Karl Rove Knows This

The federal Centers for Disease Control and Prevention recently issued a flier to combat myths about the flu vaccine. It recited various commonly held views and labeled them either "true" or "false." Among those identified as false were statements such as "The side effects are worse than the flu" and "Only older people need flu vaccine."

When University of Michigan social psychologist Norbert Schwarz had volunteers read the CDC flier, however, he found that within 30 minutes, older people misremembered 28 percent of the false statements as true. Three days later, they remembered 40 percent of the myths as factual.

Younger people did better at first, but three days later they made as many errors as older people did after 30 minutes. Most troubling was that people of all ages now felt that the source of their false beliefs was the respected CDC.

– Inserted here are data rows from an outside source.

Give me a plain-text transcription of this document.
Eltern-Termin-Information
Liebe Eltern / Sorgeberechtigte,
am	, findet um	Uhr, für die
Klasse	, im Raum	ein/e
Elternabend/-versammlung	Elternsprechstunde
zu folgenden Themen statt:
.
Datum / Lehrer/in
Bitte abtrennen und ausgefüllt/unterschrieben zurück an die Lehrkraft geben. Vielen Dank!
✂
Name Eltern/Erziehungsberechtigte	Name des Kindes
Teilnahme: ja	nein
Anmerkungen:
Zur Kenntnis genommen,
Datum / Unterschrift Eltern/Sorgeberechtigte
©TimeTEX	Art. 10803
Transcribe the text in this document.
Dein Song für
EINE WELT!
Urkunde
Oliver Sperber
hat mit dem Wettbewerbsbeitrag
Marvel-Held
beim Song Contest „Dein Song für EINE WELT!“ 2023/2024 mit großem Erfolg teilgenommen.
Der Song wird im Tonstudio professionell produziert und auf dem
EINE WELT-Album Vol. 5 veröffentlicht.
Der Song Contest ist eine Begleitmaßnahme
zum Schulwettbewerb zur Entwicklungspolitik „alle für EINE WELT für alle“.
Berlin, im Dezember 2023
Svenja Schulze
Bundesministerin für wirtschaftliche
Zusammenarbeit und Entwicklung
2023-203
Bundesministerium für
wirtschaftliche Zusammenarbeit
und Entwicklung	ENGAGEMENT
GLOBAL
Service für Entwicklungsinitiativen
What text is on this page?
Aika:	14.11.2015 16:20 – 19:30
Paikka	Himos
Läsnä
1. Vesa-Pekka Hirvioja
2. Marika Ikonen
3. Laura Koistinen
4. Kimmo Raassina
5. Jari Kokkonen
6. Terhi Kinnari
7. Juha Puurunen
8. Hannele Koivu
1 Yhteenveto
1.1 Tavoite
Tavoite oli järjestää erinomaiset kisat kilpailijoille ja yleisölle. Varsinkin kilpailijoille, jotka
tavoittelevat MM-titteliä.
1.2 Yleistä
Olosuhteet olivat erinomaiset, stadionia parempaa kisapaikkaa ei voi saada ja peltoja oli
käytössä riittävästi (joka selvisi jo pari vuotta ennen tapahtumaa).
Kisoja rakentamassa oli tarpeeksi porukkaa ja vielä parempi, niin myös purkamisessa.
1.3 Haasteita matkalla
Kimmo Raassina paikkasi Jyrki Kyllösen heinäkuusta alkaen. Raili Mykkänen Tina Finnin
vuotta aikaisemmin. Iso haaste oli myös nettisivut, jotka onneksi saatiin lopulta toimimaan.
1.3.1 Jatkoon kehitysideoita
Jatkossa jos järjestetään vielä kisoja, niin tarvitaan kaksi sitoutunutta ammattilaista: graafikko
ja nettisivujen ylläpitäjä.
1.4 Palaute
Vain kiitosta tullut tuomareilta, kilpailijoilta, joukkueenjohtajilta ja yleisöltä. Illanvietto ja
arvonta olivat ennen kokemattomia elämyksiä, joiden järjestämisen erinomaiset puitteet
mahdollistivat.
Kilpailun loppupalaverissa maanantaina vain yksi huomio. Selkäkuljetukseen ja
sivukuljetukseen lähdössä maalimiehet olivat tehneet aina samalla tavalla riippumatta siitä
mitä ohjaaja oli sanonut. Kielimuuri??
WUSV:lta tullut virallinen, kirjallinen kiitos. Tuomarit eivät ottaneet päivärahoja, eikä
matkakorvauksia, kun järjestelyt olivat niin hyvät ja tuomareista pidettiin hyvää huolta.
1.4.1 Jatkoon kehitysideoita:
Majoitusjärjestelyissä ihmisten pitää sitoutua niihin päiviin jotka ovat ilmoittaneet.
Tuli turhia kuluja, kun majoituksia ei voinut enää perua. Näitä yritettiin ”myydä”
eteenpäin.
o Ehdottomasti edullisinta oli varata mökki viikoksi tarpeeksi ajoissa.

the fact that people remember the issue and forget if say the CDC says it was true or false means that it is always easy to confuse people with a controversy (say about John Kerry's military service). It makes it easy for someone who can get the right words into newspapers to change an issue from one where people disagree with you to one where they are confused.

I think the observation is not exactly new. IIRC it is actually one of the older results in psychology having been demonstrated by Edward Thorndike in an experiment in his lecture hall.

update: Thanks for links here and here.


Anonymous said...

've just added some stats from your page to check it out here

reason said...

I would swear I never do this. (Of course I could be wrong). I often forget facts, but never the direction of the evidence (as I always make sure I understand that). So who does do this, and what is their reading strategy?